Quick update: this test code works just fine on Dataflow as well as the 
DirectRunner. Looks like the FlinkRunner is problematic for some reason here.

On 2020/06/08 20:11:13, Pradip Thachile <pra...@thachile.com> wrote: 
> Hey folks, 
> 
> I posted this on the Flink user mailing list but didn't get any traction 
> there (potentially since this is Beam related?). I've got a Beam/Python 
> pipeline that works on the DirectRunner and now am trying to run this on a 
> local dev Flink cluster. Running this yields an error out the gate around not 
> being able to deserialize UnboundedSource (my PubSub source). I'm not sure 
> how to debug this and would love to get some feedback on how to solve this 
> issue. I'm also adding in a simple example that reproduces this error.
> 
> Beam SDK: 2.19
> Flink: 1.9.3
> Python: 3.7
> Beam args: ['--runner=FlinkRunner', '--flink_version=1.9', 
> '--flink_submit_uber_jar', '--streaming']
> (Stacktrace below)
> 
> #!/usr/bin/env python3
> import apache_beam as beam
> 
> class DummyPipeline(beam.PTransform):
>     def expand(self, p):
>         (
>             p
>             | "Read from PS" >> beam.io.gcp.pubsub.ReadFromPubSub(
>                 topic="<valid topic>")
>             | beam.Map(print)
>         )
> 
>         return p
> 
> def main():
>     beam_options = [
>         # "--runner=DirectRunner",
>         "--runner=FlinkRunner",
>         "--flink_version=1.9",
>         "--flink_submit_uber_jar",
>         "--streaming",
>         '--save_main_session',
>     ]
>     popts = beam.options.pipeline_options.PipelineOptions(flags=beam_options)

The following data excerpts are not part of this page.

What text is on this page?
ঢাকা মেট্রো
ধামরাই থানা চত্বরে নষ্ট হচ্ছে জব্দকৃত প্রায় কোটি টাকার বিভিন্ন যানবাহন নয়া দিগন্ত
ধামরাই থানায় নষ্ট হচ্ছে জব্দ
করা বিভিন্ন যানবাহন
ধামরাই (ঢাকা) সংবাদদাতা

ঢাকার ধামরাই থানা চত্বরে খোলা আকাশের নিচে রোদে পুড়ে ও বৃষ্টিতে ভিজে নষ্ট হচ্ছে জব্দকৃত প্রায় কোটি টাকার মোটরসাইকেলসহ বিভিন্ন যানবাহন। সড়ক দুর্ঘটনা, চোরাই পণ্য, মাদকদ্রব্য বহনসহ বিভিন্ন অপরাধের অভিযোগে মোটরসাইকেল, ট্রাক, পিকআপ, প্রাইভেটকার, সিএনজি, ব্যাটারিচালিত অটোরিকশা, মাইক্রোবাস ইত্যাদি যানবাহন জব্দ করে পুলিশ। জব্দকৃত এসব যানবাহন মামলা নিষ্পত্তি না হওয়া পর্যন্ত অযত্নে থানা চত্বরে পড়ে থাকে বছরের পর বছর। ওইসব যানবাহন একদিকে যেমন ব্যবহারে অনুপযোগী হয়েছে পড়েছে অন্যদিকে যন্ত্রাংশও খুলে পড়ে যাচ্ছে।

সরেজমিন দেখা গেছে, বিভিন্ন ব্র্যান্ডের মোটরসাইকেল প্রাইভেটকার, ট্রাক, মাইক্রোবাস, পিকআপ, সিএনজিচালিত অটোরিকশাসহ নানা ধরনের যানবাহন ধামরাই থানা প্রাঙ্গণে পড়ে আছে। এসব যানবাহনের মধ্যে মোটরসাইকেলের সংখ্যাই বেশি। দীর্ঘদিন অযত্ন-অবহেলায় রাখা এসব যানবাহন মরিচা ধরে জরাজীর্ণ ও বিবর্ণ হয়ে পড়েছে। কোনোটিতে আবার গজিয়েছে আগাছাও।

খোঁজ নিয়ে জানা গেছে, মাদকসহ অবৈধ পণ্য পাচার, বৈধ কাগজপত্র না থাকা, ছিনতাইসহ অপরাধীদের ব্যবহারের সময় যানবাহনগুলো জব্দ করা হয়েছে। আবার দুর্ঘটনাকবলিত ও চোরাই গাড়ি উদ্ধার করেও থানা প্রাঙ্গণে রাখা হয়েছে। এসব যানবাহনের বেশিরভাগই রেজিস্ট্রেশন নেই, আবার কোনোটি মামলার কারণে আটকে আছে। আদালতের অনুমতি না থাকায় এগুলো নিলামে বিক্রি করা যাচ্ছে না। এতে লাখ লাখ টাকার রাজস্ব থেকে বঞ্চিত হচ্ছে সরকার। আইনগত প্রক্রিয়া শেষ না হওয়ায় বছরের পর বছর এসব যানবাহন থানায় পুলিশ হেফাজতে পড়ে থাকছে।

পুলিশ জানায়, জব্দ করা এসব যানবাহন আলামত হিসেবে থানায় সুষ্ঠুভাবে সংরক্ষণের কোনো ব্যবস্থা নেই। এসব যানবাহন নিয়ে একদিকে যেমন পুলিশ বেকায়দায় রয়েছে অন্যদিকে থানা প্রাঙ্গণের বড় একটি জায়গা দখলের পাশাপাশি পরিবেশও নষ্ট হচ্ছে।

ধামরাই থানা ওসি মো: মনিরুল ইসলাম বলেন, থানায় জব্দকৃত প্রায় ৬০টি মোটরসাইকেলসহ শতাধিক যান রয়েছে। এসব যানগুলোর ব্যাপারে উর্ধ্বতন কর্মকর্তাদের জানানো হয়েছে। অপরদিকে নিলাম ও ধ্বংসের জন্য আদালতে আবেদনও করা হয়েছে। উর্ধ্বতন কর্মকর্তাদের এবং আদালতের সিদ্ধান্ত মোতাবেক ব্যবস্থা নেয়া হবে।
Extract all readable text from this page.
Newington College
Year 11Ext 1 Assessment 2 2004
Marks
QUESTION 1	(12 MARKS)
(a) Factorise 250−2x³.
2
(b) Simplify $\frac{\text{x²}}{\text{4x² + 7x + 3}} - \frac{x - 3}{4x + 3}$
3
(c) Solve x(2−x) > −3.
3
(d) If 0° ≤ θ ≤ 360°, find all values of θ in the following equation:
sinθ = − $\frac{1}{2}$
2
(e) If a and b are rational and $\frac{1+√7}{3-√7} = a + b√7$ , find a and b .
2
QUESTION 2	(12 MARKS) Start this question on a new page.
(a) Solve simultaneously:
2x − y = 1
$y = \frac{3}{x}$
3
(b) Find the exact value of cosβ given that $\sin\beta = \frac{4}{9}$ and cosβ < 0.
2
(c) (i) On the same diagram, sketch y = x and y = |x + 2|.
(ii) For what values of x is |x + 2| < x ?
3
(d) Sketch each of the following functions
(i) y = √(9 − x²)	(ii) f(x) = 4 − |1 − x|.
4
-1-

>     p = beam.Pipeline(options=popts)
> 
>     (
>         p
>         | "Do It" >> DummyPipeline()
>     )
>     job = p.run()
>     job.wait_until_finish()
> 
> if __name__ == "__main__":
>     main()
> 
> -Pradip
> 
> [main] INFO org.apache.beam.runners.fnexecution.jobsubmission.JobServerDriver 
> - ArtifactStagingService started on localhost:55371
> [main] INFO org.apache.beam.runners.fnexecution.jobsubmission.JobServerDriver 
> - Java ExpansionService started on localhost:55372
> [main] INFO org.apache.beam.runners.fnexecution.jobsubmission.JobServerDriver 
> - JobService started on localhost:55364
> [grpc-default-executor-0] INFO org.apache.beam.runners.flink.FlinkJobInvoker 
> - Invoking job 
> BeamApp-crossbow-0607202942-6ab5b807_f59999df-b95e-4b60-ae87-d069f19d029f 
> with pipeline runner 
> org.apache.beam.runners.flink.FlinkPipelineRunner@292a28a1
> [grpc-default-executor-0] INFO 
> org.apache.beam.runners.fnexecution.jobsubmission.JobInvocation - Starting 
> job invocation 
> BeamApp-crossbow-0607202942-6ab5b807_f59999df-b95e-4b60-ae87-d069f19d029f
> [flink-runner-job-invoker] INFO 
> org.apache.beam.runners.flink.FlinkPipelineRunner - Translating pipeline to 
> Flink program.
> [flink-runner-job-invoker] INFO 
> org.apache.beam.runners.flink.FlinkExecutionEnvironments - Creating a 
> Streaming Environment.
> [flink-runner-job-invoker] ERROR 
> org.apache.beam.runners.fnexecution.jobsubmission.JobInvocation - Error 
> during job invocation 
> BeamApp-crossbow-0607202942-6ab5b807_f59999df-b95e-4b60-ae87-d069f19d029f.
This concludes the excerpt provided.